I'm sittting in a cafe window. I'm in one of those writing zones that, if I could maintain this zone, I would be famous. It's the zone of all zones. It smells like dusk. It's good. There are clouds swirling around in my brain. A film has coated my brain. Creative armor has embraced my being. I am God. I should vanish. I should levitate and be on a mountain building a fire. People should be chanting behind me. I should not know if the chanters are wind or monks. I should be so calm the whole world sounds like the whole world and a tree's skeleton is a fishes skeleton. I should sink my heel into the earth and wrap my toes around the core. Bottled, I should be expensive.
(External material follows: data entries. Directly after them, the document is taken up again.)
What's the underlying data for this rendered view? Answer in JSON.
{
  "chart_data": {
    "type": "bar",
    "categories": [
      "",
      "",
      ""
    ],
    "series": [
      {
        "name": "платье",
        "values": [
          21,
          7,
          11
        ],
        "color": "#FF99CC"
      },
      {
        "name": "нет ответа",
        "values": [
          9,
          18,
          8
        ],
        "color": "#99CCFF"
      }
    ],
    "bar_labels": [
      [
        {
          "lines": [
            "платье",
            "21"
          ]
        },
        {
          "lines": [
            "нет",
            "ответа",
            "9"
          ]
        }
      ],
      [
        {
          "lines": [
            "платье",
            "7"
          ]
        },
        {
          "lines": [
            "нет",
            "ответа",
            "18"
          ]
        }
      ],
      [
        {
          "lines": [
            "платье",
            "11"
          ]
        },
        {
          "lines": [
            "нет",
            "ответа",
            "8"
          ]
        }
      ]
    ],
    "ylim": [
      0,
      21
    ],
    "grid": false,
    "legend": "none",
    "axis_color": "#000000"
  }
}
A man taps on the cafe window and races in.
"Oh my god,"he says. "You're here now."
His noise is the boom made when a plane breaks the sound barrier.
"Huh?" He awakens me from a pleasant sleep.
"I wondered where you went. It's so good to see you."
I have two choices here. I either offend this person and pretend I don't see him, thus salvaging my creative shell....or I interview him, slowly moving away from this literary utopia, thus making him feel seen. The fact is I have no idea who he is. Maybe my mother could penetrate this zone. Maybe my husband, but not this passer-by.
At this moment, I feel I am making a decision about my entire life. If I choose my work, I will be an artist. If I choose the man, then I will be sacrificing myself for the greater good of humanity. I'm an intense girl. That's how I roll.
I choose humanity. I interview the man with random questions.
"Are you still working there?"
"No."
"Are you still living there?"
"Yep."
"How's it going? What's new?"
His face is falling like the snowman under a leafless tree. I've been outed. He leaves, shoulders not in their hanger, invisible.
Half way down the block, as I watch his lifeless shirt, I recall him. B. B from three cafes past. B from Ohio, who plays guitar in a band called "Yes, man." B, whose girlfriend left him last summer for a man named Dan who did stand-up comedy with too many props. B, who told me all his dreams when I took breaks from my writing.
I tell someone how bad I feel about B. My friend looks at me incredulously.
"Jesus. It's not like you saved his life," he says. "And he ruined yours."